This week, the impression is that the dollar exchange rate is being tossed around due to the sharp fluctuations in US bond yields. One factor behind the rise in yields is the expectation that the US monetary authorities will maintain high interest rates for an extended period. Additionally, there are concerns about inflation reigniting amid the spread of geopolitical risks. Furthermore, amid the spotlight on the US fiscal deficit issue, there are observations that the issuance of US government bonds may trigger an increase in yields.
In the midst of this, the results of the ECB (European Central Bank) meeting are scheduled to be announced tomorrow. In the market, it is expected that after the precautionary rate hike in the previous meeting, there will be a period of no rate hikes for a while. However, ECB President Lagarde has repeatedly made statements leaving the possibility of future rate hikes open and is keen on ensuring the flexibility of monetary policy. Yesterday, there were moments where the Euro was sold off as PMI flash estimates for the Eurozone, including Germany and France, showed weakness, in line with the trend in US bond yields.
Other economic indicators scheduled for release include the US MBA Mortgage Applications Index (10/14 – 10/20) and the Bank of Canada’s policy interest rate announcement, among others.
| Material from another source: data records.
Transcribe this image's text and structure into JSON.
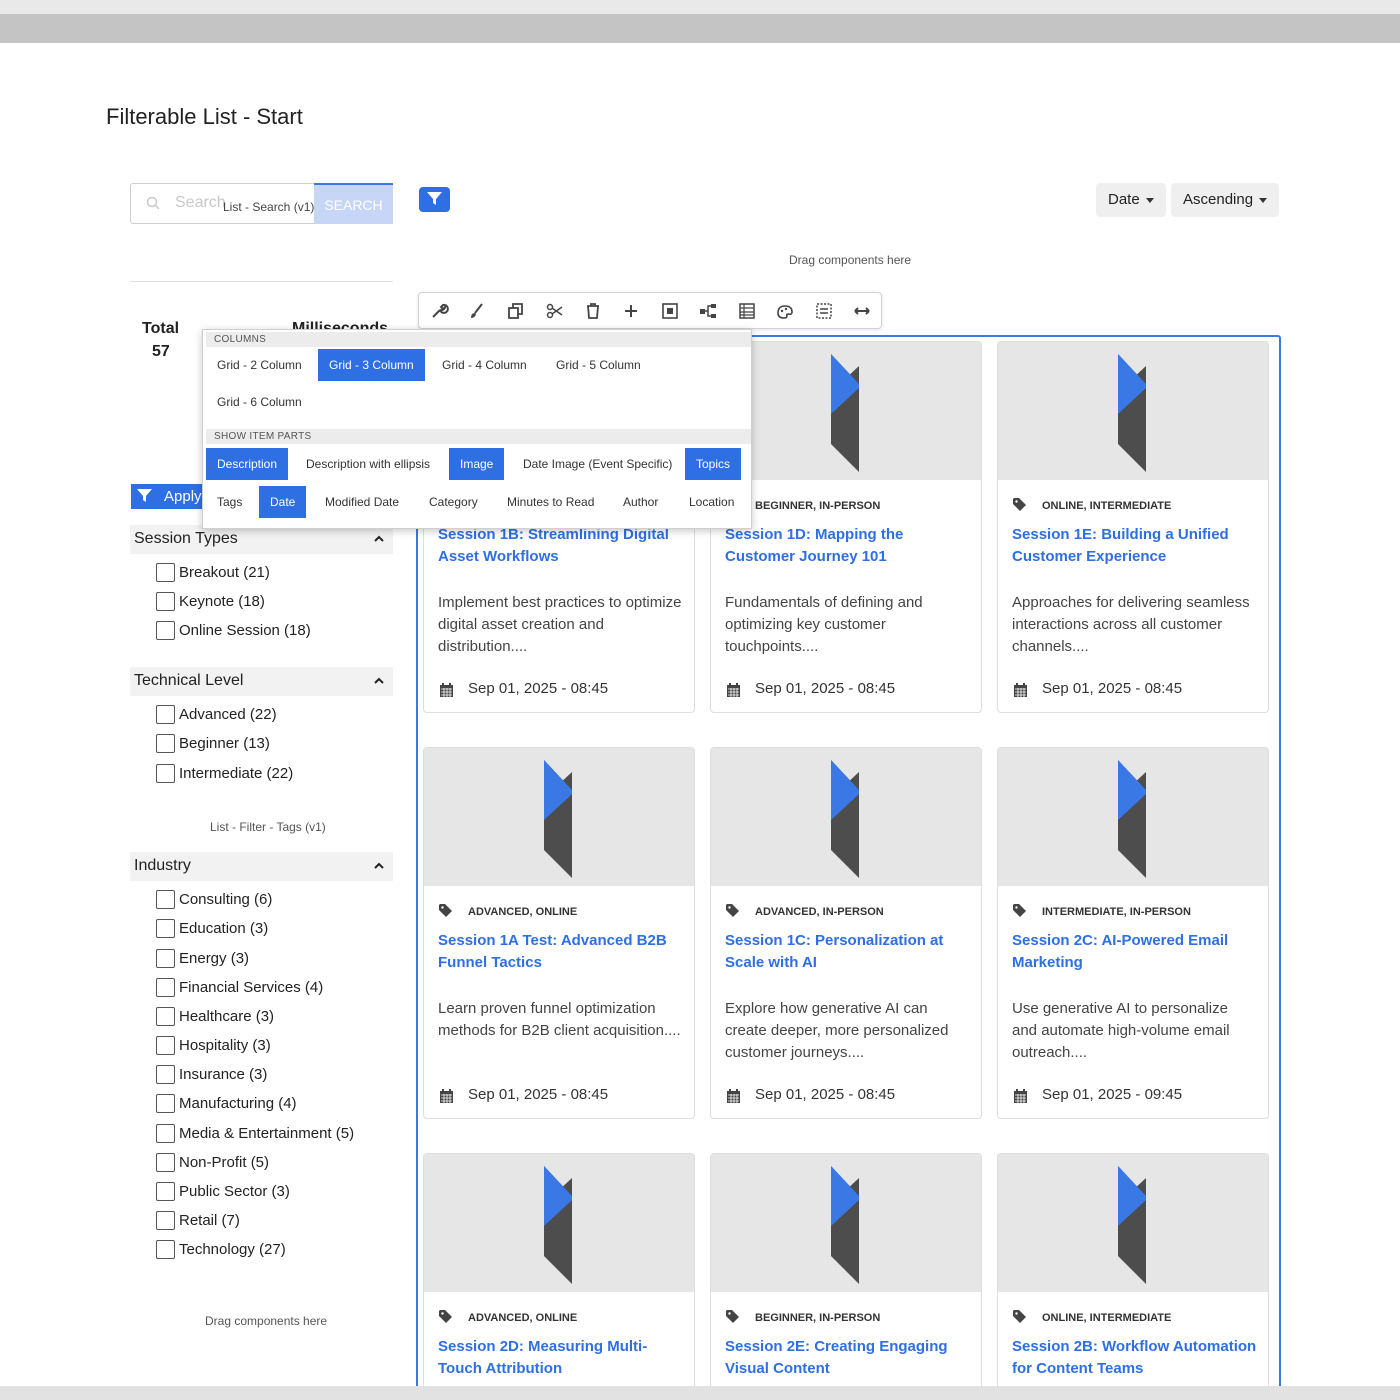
{
  "page": {
    "title": "Filterable List - Start"
  },
  "search": {
    "placeholder": "Search",
    "component_label": "List - Search (v1)",
    "button": "SEARCH"
  },
  "sort": {
    "field": "Date",
    "order": "Ascending"
  },
  "drag_hint": "Drag components here",
  "stats": {
    "total_label": "Total",
    "total_value": "57",
    "ms_label": "Milliseconds"
  },
  "apply_label": "Apply",
  "popup": {
    "columns_heading": "COLUMNS",
    "columns": [
      {
        "label": "Grid - 2 Column",
        "selected": false
      },
      {
        "label": "Grid - 3 Column",
        "selected": true
      },
      {
        "label": "Grid - 4 Column",
        "selected": false
      },
      {
        "label": "Grid - 5 Column",
        "selected": false
      },
      {
        "label": "Grid - 6 Column",
        "selected": false
      }
    ],
    "parts_heading": "SHOW ITEM PARTS",
    "parts": [
      {
        "label": "Description",
        "selected": true
      },
      {
        "label": "Description with ellipsis",
        "selected": false
      },
      {
        "label": "Image",
        "selected": true
      },
      {
        "label": "Date Image (Event Specific)",
        "selected": false
      },
      {
        "label": "Topics",
        "selected": true
      },
      {
        "label": "Tags",
        "selected": false
      },
      {
        "label": "Date",
        "selected": true
      },
      {
        "label": "Modified Date",
        "selected": false
      },
      {
        "label": "Category",
        "selected": false
      },
      {
        "label": "Minutes to Read",
        "selected": false
      },
      {
        "label": "Author",
        "selected": false
      },
      {
        "label": "Location",
        "selected": false
      }
    ]
  },
  "toolbar": [
    "wrench-icon",
    "brush-icon",
    "copy-icon",
    "scissors-icon",
    "trash-icon",
    "plus-icon",
    "frame-icon",
    "hierarchy-icon",
    "list-icon",
    "palette-icon",
    "component-icon",
    "resize-icon"
  ],
  "filters": {
    "session_types": {
      "title": "Session Types",
      "items": [
        "Breakout (21)",
        "Keynote (18)",
        "Online Session (18)"
      ]
    },
    "technical_level": {
      "title": "Technical Level",
      "items": [
        "Advanced (22)",
        "Beginner (13)",
        "Intermediate (22)"
      ]
    },
    "tags_component_label": "List - Filter - Tags (v1)",
    "industry": {
      "title": "Industry",
      "items": [
        "Consulting (6)",
        "Education (3)",
        "Energy (3)",
        "Financial Services (4)",
        "Healthcare (3)",
        "Hospitality (3)",
        "Insurance (3)",
        "Manufacturing (4)",
        "Media & Entertainment (5)",
        "Non-Profit (5)",
        "Public Sector (3)",
        "Retail (7)",
        "Technology (27)"
      ]
    }
  },
  "cards": [
    {
      "tags": "",
      "title": "Session 1B: Streamlining Digital Asset Workflows",
      "desc": "Implement best practices to optimize digital asset creation and distribution....",
      "date": "Sep 01, 2025 - 08:45"
    },
    {
      "tags": "BEGINNER, IN-PERSON",
      "title": "Session 1D: Mapping the Customer Journey 101",
      "desc": "Fundamentals of defining and optimizing key customer touchpoints....",
      "date": "Sep 01, 2025 - 08:45"
    },
    {
      "tags": "ONLINE, INTERMEDIATE",
      "title": "Session 1E: Building a Unified Customer Experience",
      "desc": "Approaches for delivering seamless interactions across all customer channels....",
      "date": "Sep 01, 2025 - 08:45"
    },
    {
      "tags": "ADVANCED, ONLINE",
      "title": "Session 1A Test: Advanced B2B Funnel Tactics",
      "desc": "Learn proven funnel optimization methods for B2B client acquisition....",
      "date": "Sep 01, 2025 - 08:45"
    },
    {
      "tags": "ADVANCED, IN-PERSON",
      "title": "Session 1C: Personalization at Scale with AI",
      "desc": "Explore how generative AI can create deeper, more personalized customer journeys....",
      "date": "Sep 01, 2025 - 08:45"
    },
    {
      "tags": "INTERMEDIATE, IN-PERSON",
      "title": "Session 2C: AI-Powered Email Marketing",
      "desc": "Use generative AI to personalize and automate high-volume email outreach....",
      "date": "Sep 01, 2025 - 09:45"
    },
    {
      "tags": "ADVANCED, ONLINE",
      "title": "Session 2D: Measuring Multi-Touch Attribution",
      "desc": "",
      "date": ""
    },
    {
      "tags": "BEGINNER, IN-PERSON",
      "title": "Session 2E: Creating Engaging Visual Content",
      "desc": "",
      "date": ""
    },
    {
      "tags": "ONLINE, INTERMEDIATE",
      "title": "Session 2B: Workflow Automation for Content Teams",
      "desc": "",
      "date": ""
    }
  ],
  "colors": {
    "accent": "#2f6fe4",
    "logo_blue": "#3a78e6",
    "logo_dark": "#4d4d4d"
  }
}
The US housing market has been hit by the rapid rate hikes and the increase in long-term interest rates. The mortgage application index dropped by 6.9% in the previous release. The 30-year fixed-rate mortgage, which serves as a benchmark for mortgage interest rates, had risen for six consecutive weeks to 7.70%. Considering the recent further increase in US long-term bond yields this week, the situation cannot be viewed optimistically.
The Bank of Canada is expected to keep the policy interest rate at the current 5.00% in this meeting. Whether they will slightly ease their inflation alert stance in the statement, given the slowdown in headline inflation, seems to be a key point.
Today, we are paying attention to the movement of the EUR as we approach tomorrow’s ECB meeting. Currently, it is being sold off, but it is anticipated that there may be a rebound in the near future.